On Saturday, Mr L and I did the recce for our walking group's next walk, which we're leading. The weather was very nothingy - not cold, not bright, not windy, not wet. It was pleasant enough walking - from the Water of Leith Centre at Slateford - yet it's the time of year when things are a bit grey and one is pleased to see some colour in the ivy and the dead beech leaves.
When we got nearer town we saw this plaque, which we'd never noticed before. We were impressed that someone had remembered from 1848 to 1948 where Chopin had stayed for (maybe?) only one night. I myself have difficulty remembering where I went on holiday last year... .
See how still the water is.
After seven and a half miles we got to Leith. This area has been very much gentrified in the past twenty years or so, with lots of cafés and restaurants. We identified the all-important café big enough to take 15-ish people for coffee and cake at the end of next week's walk.
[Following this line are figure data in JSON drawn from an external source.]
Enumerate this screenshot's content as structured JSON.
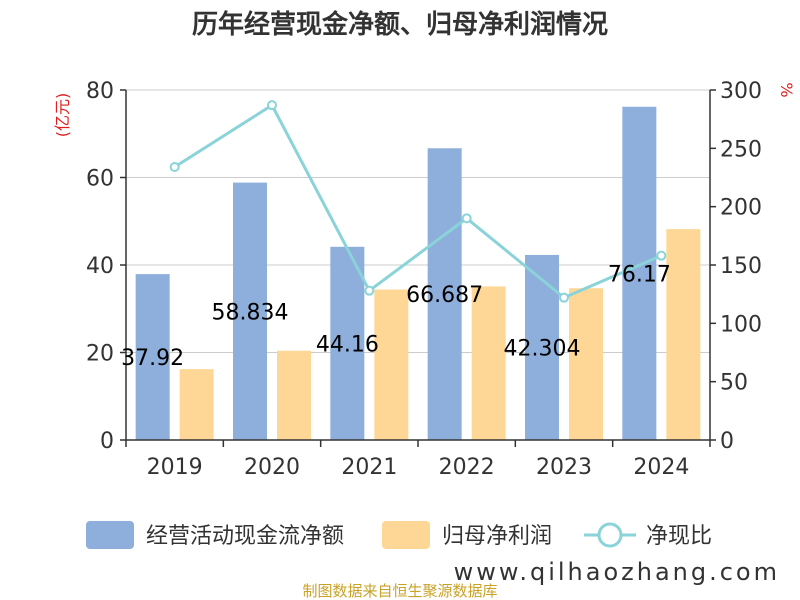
{
  "chart_data": {
    "type": "bar",
    "title": "历年经营现金净额、归母净利润情况",
    "categories": [
      "2019",
      "2020",
      "2021",
      "2022",
      "2023",
      "2024"
    ],
    "y_left": {
      "unit": "(亿元)",
      "ticks": [
        "0",
        "20",
        "40",
        "60",
        "80"
      ],
      "ylim": [
        0,
        80
      ]
    },
    "y_right": {
      "unit": "%",
      "ticks": [
        "0",
        "50",
        "100",
        "150",
        "200",
        "250",
        "300"
      ],
      "ylim": [
        0,
        300
      ]
    },
    "series": [
      {
        "name": "经营活动现金流净额",
        "type": "bar",
        "axis": "left",
        "color": "#8eaedb",
        "values": [
          37.92,
          58.834,
          44.16,
          66.687,
          42.304,
          76.17
        ],
        "labels": [
          "37.92",
          "58.834",
          "44.16",
          "66.687",
          "42.304",
          "76.17"
        ]
      },
      {
        "name": "归母净利润",
        "type": "bar",
        "axis": "left",
        "color": "#fed796",
        "values": [
          16.2,
          20.4,
          34.4,
          35.1,
          34.7,
          48.2
        ]
      },
      {
        "name": "净现比",
        "type": "line",
        "axis": "right",
        "color": "#8ad3d8",
        "values": [
          234,
          287,
          128,
          190,
          122,
          158
        ]
      }
    ],
    "grid": true,
    "legend_position": "bottom"
  },
  "source_note": "制图数据来自恒生聚源数据库",
  "watermark": "www.qilhaozhang.com",
  "colors": {
    "unit_red": "#e02020",
    "source_gold": "#c9a227",
    "axis": "#333333",
    "grid": "#cccccc"
  }
}
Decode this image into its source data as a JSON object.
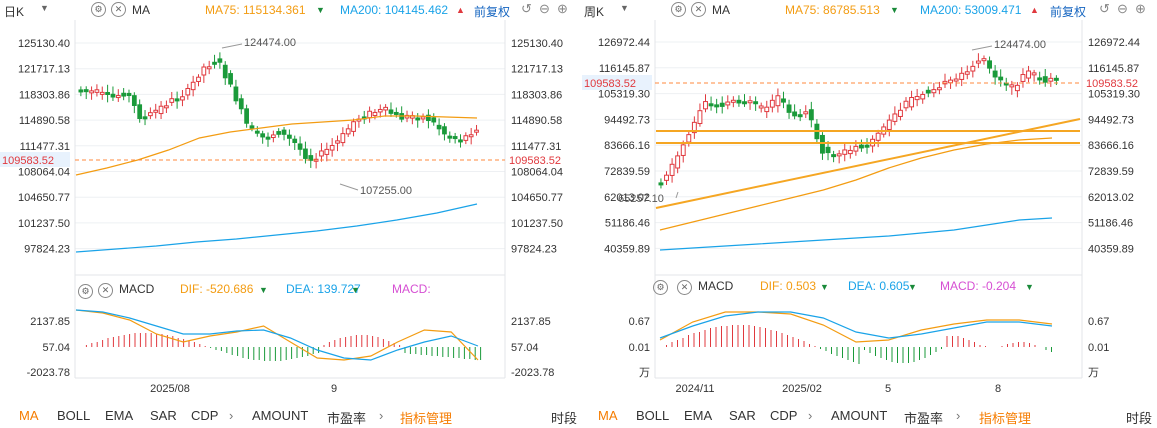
{
  "left": {
    "period": "日K",
    "ma_label": "MA",
    "ma75": "MA75:  115134.361",
    "ma200": "MA200:  104145.462",
    "restore": "前复权",
    "price_ticks": [
      "125130.40",
      "121717.13",
      "118303.86",
      "114890.58",
      "111477.31",
      "108064.04",
      "104650.77",
      "101237.50",
      "97824.23"
    ],
    "current_price": "109583.52",
    "high_label": "124474.00",
    "low_label": "107255.00",
    "macd_label": "MACD",
    "dif": "DIF:  -520.686",
    "dea": "DEA:  139.727",
    "macd": "MACD:",
    "macd_ticks": [
      "2137.85",
      "57.04",
      "-2023.78"
    ],
    "x_labels": [
      "2025/08",
      "9"
    ]
  },
  "right": {
    "period": "周K",
    "ma_label": "MA",
    "ma75": "MA75:  86785.513",
    "ma200": "MA200:  53009.471",
    "restore": "前复权",
    "price_ticks": [
      "126972.44",
      "116145.87",
      "105319.30",
      "94492.73",
      "83666.16",
      "72839.59",
      "62013.02",
      "51186.46",
      "40359.89"
    ],
    "current_price": "109583.52",
    "high_label": "124474.00",
    "low_label": "65257.10",
    "macd_label": "MACD",
    "dif": "DIF:  0.503",
    "dea": "DEA:  0.605",
    "macd": "MACD:  -0.204",
    "macd_ticks": [
      "0.67",
      "0.01",
      "万"
    ],
    "x_labels": [
      "2024/11",
      "2025/02",
      "5",
      "8"
    ]
  },
  "bottom_tabs": [
    "MA",
    "BOLL",
    "EMA",
    "SAR",
    "CDP",
    "AMOUNT",
    "市盈率",
    "指标管理",
    "时段"
  ],
  "colors": {
    "up": "#e0393e",
    "down": "#1a9a3a",
    "ma75": "#f39c12",
    "ma200": "#1aa3e8",
    "accent": "#f57c00"
  }
}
Then we got the bus home.
When we walk locally, as we often do, along a former railway line - now a cycle/walking path on the embankment - we often look down at a garden in which a chap has built himself a model tram, complete with lots of signs, labels, bus stops, a Belisha beacon and so on. One day a few weeks ago we got into conversation with the man and when I said how much Grandson appreciated his efforts, he invited us to bring Grandson to see it. So on Sunday, Son-in-Law 1 and I did. Grandson was VERY HAPPY. The man, John (who's a bus driver) also gave him photos of his tram, some timetables of the sort that go into bus stops, a model tram and two bus magazines. He was such a kind chap. I think he was very pleased to find a kindred spirit in Grandson, who was very appreciative of all the detailed lights and buttons and so on with which the place was equipped.
John has also built himself a Tardis (that you can't see from the cycle path), with a K9 and a Cyberman and a control panel with buttons and a television that plays old "Dr Who" episodes. Grandson doesn't know a lot about Dr Who but he really liked the set-up all the same.
Then SIL 1 and I took Grandson on a real tram into town and got the bus home again - all of which amounted to a very satisfactory afternoon for Grandson.
And so life goes on. I do love being a granny.